I’ve seen this theory play out many times over the course of my career as an independent wealth advisor. All too often, successful people get caught up in the rat race of accumulating wealth. That can lead to viewing your wealth as a measure of your success or social standing. The more wealth you amass, the bigger and better the “stuff” you need to continue to signal your success to the outside world. However, it can leave you feeling empty and bereft on the inside.

How the get-give ratio can make a difference in your life

As you think about your own life, consider what the get-give ratio means for you. Where do you want to make an impact as you go through life and after you’re gone? Life provides endless opportunities to give of ourselves—as parents, siblings, grandparents, professionals, business owners—you name it.

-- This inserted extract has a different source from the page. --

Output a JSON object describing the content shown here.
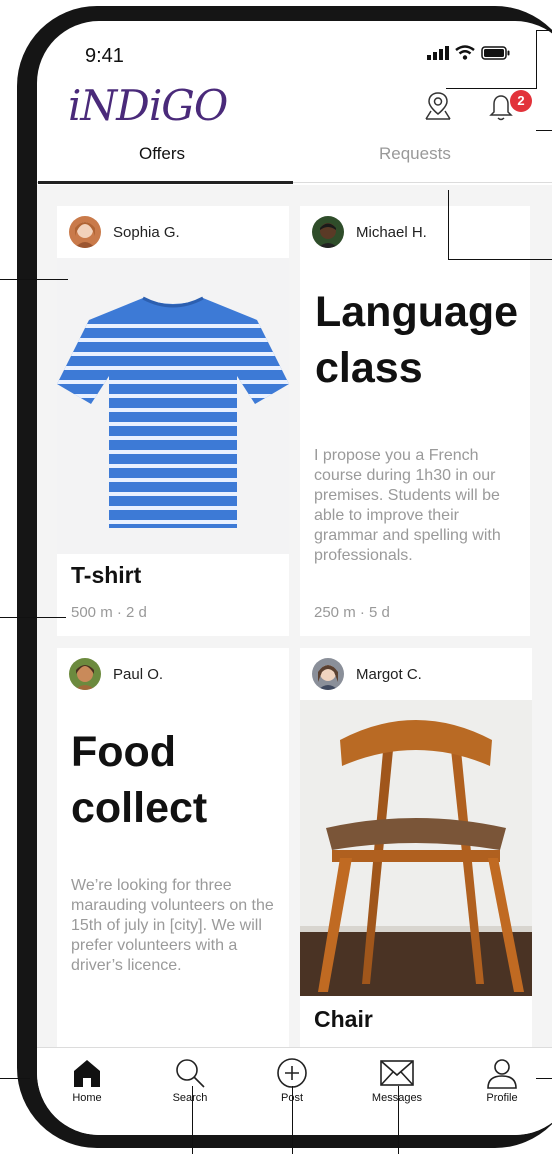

Maybe you do that through volunteer work, daily acts of kindness or putting a grandchild through college. Maybe starting your own charitable foundation, scholarship or endowment is more your thing.

However you choose to make an impact, make sure you’re viewing your wealth as a tool for fulfilling the experiences you desire for yourself, family members, and the causes and organizations you support. That will allow you to create the meaningful alignment you seek between your money and your values.

This is where working with an independent wealth advisor, who serves in a fiduciary capacity, can make a difference for you and your family. A financial advisor can help you determine what organizations and charitable giving vehicles align with your values. They can help you calculate a plan to donate to important causes in a way that maximizes your generosity and offers you and your beneficiaries the greatest tax benefits. That enables you to give in a way that makes the most impact. As for what you get in return, take it from Nellie, be a good human and the universe will have that one covered.